Entamé en 1990, terminé pendant le confinement en 2020, présenté à l’Étrange Festival en 2021, Mad God de Phil Tippett est enfin au cinéma. Cauchemar génial, délire anxiogène, œuvre d’une vie : reste-t-il quelque chose à dire de ce film en stop-motion déjà très commenté ?
Phil Tippett est l’un des créateurs d’effets visuels les plus respectés du cinéma mainstream américain. Il œuvre sur quantité de blockbusters mais c’est en solitaire, dans ses propres studios, qu’il entame en 1990 le travail sur son premier long-métrage. Après plusieurs reprises et interruptions, il livre trente an plus tard Mad God, histoire d’un mystérieux personnage en scaphandre qui s’enfonce dans les entrailles d’un monde dévasté. Le film est sur nos écrans ce mois-ci grâce à Carlotta Films.
Paradis crade
Il est en réalité mensonger de faire croire à l’importance d’un personnage. L’assassin au scaphandre est surtout là pour diriger notre regard dans l’exploration de ces mondes souterrains. Les seuls vrais personnages sont l’univers et le bestiaire créés par Tippett. Sans dialogue et presque sans aucun fait narratif, le film est une errance à travers l’imagination du cinéaste. Créatures monstrueuses, villes dévastées, machines bizarroïdes… La générosité et l’inventivité constantes du film sont remarquables.

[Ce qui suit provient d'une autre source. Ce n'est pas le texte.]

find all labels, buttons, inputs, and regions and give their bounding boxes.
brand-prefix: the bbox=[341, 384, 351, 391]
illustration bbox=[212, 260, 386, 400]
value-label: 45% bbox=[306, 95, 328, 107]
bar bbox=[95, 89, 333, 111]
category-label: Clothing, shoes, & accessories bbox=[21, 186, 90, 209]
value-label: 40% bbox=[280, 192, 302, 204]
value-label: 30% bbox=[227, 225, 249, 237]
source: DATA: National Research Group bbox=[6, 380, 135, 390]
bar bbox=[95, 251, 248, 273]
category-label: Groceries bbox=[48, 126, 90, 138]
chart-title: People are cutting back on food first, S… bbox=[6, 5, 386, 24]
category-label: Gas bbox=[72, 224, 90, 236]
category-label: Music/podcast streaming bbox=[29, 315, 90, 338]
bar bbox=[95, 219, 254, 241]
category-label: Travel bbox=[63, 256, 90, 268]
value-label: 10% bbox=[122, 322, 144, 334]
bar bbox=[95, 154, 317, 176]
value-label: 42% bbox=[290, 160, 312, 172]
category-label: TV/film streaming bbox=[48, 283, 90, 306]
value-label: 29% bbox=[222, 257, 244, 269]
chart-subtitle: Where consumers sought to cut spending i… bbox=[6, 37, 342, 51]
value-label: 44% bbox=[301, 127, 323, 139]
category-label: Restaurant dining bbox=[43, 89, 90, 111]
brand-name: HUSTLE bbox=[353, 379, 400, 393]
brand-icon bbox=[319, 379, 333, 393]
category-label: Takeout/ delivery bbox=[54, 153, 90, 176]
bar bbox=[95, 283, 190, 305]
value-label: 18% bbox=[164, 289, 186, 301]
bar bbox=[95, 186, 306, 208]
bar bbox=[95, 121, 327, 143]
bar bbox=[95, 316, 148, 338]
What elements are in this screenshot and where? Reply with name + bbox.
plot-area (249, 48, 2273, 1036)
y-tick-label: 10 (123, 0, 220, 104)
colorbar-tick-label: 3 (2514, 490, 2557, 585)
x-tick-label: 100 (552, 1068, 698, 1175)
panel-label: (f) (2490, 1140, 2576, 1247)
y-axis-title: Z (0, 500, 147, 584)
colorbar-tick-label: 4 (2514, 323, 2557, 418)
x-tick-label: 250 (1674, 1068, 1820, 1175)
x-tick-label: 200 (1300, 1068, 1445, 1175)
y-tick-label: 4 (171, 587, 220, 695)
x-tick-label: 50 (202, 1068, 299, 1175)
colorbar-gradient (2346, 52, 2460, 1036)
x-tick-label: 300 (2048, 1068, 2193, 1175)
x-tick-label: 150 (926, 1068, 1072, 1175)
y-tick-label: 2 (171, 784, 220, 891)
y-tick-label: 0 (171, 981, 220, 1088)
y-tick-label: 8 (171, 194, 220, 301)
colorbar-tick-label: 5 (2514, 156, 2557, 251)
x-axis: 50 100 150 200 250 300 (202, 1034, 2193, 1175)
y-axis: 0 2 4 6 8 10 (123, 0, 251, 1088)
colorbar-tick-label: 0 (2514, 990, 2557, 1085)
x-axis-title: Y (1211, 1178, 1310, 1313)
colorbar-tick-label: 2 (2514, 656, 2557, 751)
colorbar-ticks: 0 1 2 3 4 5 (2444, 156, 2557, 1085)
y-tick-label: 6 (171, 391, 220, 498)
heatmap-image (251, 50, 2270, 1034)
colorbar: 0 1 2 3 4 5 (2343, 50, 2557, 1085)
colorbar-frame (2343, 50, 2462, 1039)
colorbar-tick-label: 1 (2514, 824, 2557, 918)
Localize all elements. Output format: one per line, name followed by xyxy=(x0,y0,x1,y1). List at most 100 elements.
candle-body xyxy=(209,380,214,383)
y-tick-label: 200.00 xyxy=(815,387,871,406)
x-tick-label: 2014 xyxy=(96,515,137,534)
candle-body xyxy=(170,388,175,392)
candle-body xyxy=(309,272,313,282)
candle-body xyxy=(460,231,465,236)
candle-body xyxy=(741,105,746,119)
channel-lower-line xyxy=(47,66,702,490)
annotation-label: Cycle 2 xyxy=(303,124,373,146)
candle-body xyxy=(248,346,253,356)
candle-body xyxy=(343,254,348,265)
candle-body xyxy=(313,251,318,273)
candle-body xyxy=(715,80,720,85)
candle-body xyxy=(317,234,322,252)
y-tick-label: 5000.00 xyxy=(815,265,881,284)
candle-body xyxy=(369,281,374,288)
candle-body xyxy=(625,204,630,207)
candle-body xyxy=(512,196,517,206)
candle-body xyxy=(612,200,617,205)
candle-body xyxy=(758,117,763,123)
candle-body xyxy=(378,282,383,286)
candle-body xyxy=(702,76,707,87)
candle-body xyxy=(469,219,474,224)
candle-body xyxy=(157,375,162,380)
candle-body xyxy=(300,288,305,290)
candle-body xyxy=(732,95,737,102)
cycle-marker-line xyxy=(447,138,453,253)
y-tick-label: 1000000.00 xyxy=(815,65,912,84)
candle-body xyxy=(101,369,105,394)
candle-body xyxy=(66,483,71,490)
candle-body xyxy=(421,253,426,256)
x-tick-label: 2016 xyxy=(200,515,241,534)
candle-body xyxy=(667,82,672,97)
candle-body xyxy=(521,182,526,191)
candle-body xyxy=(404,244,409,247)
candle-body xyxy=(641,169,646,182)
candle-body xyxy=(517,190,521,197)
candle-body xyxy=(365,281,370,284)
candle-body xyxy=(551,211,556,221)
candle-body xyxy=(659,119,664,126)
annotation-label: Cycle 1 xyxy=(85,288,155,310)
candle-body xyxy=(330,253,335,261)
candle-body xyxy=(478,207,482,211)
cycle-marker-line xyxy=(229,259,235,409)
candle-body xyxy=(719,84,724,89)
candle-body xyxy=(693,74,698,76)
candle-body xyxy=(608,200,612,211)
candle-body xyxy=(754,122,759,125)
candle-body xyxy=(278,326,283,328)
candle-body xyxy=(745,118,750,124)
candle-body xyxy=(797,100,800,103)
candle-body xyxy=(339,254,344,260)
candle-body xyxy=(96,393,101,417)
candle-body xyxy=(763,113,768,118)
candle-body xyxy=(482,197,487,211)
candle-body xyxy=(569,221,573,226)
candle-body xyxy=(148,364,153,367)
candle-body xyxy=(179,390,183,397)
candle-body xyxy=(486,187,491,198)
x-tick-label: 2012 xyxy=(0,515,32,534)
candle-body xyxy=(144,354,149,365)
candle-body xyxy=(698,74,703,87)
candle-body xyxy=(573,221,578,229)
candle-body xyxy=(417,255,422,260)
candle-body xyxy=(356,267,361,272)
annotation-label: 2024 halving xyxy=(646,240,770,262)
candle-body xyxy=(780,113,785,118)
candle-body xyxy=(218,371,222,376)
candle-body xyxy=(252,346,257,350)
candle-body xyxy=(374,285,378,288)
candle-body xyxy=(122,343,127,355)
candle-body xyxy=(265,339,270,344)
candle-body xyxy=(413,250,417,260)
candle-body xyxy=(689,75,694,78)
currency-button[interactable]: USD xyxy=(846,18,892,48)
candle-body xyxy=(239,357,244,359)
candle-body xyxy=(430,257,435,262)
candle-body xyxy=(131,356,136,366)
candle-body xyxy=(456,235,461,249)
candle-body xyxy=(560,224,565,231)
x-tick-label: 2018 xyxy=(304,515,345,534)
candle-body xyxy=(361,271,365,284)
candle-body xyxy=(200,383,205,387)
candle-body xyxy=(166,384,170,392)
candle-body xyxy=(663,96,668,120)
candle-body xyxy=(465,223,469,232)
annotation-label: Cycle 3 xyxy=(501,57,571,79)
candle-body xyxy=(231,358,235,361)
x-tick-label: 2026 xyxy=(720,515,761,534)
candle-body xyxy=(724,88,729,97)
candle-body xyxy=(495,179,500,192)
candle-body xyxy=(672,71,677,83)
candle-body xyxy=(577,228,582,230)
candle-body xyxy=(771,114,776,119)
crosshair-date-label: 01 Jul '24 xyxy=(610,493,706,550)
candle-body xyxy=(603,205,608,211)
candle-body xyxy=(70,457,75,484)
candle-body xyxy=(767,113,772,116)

Tippett développe dans chaque séquence une nouvelle variation de la tension entre machines étranges, froides et implacables, et chairs meurtries, boursoufflées et destructrices. Les 1H15 du film regorgent d’images hallucinées et surtout jamais vues auparavant. Circulant entre le cauchemar et l’absurde, l’ambition semble être de produire des images et des séquences pour l’inconscient. Mad God se situe ainsi hors de tout bavardage ou commentaire, et s’affirme avec une grande vitalité.
The dark side of Hollywood
Tippett est souvent re-situé comme celui ayant travaillé sur Star Wars, Robocop, Jurassic Park, et même plus récemment la saga Twilight. Il est intéressant de noter que Mad God se développait en parallèle de tous ces projets des trente dernières années. Œuvrant dans la lumière sur des films très commerciaux et pour la plupart consensuels, Tippett poursuivait en souterrain l’univers monstrueux et très radical de ce long-métrage d’animation. Il peut alors être vu comme le revers inavouable d’Hollywood. Mad God serait ce monde cauchemardesque dissimulé entre les images des films les plus populaires. L’enfer labyrinthique que Tippett nous invite à visiter, au-dessus duquel la production mainstream se construit.
Alors, la présence constante de machines peut évoquer les propres animatronics du cinéaste. Mais surtout, les dialogues audibles de Fellini ou les références à 2001, l’Odyssée de l’espace érigent ces deux films comme autant de ponts possibles vers ce monde ténébreux, à la fois dissimulé et incontournable.
Paradis sage
Une fois décrite toute la puissante personnalité du film, force est de constater que l’expérience en salle n’est pas égale du début à la fin. Si le bestiaire et les décors se renouvellent régulièrement avec une grande prodigalité, le régime d’image reste plutôt constant. À part quelques idées qui font rupture – l’incrustation de vrais humains dans les décors, l’accélération du rythme de défilement des images – les séquences seront la plupart du temps filmées avec les mêmes valeurs de plan et le même montage. C’est dommage car, passé un certain temps, cela aura tendance à fatiguer l’œil du spectateur et à banaliser les géniales inventions du cinéaste. Peut-être l’expérience aurait-elle été plus intense si la réalisation s’offrait plus de variations. Peut-être, également, si le film se permettait plus de ruptures de ton.
Cela étant, Mad God reste un film unique en son genre, et le restera. Il mérite d’être vu, ne serait-ce que pour saluer un travail aussi iconoclaste et rare. Et surtout, pour l’expérience incomparable qu’il propose.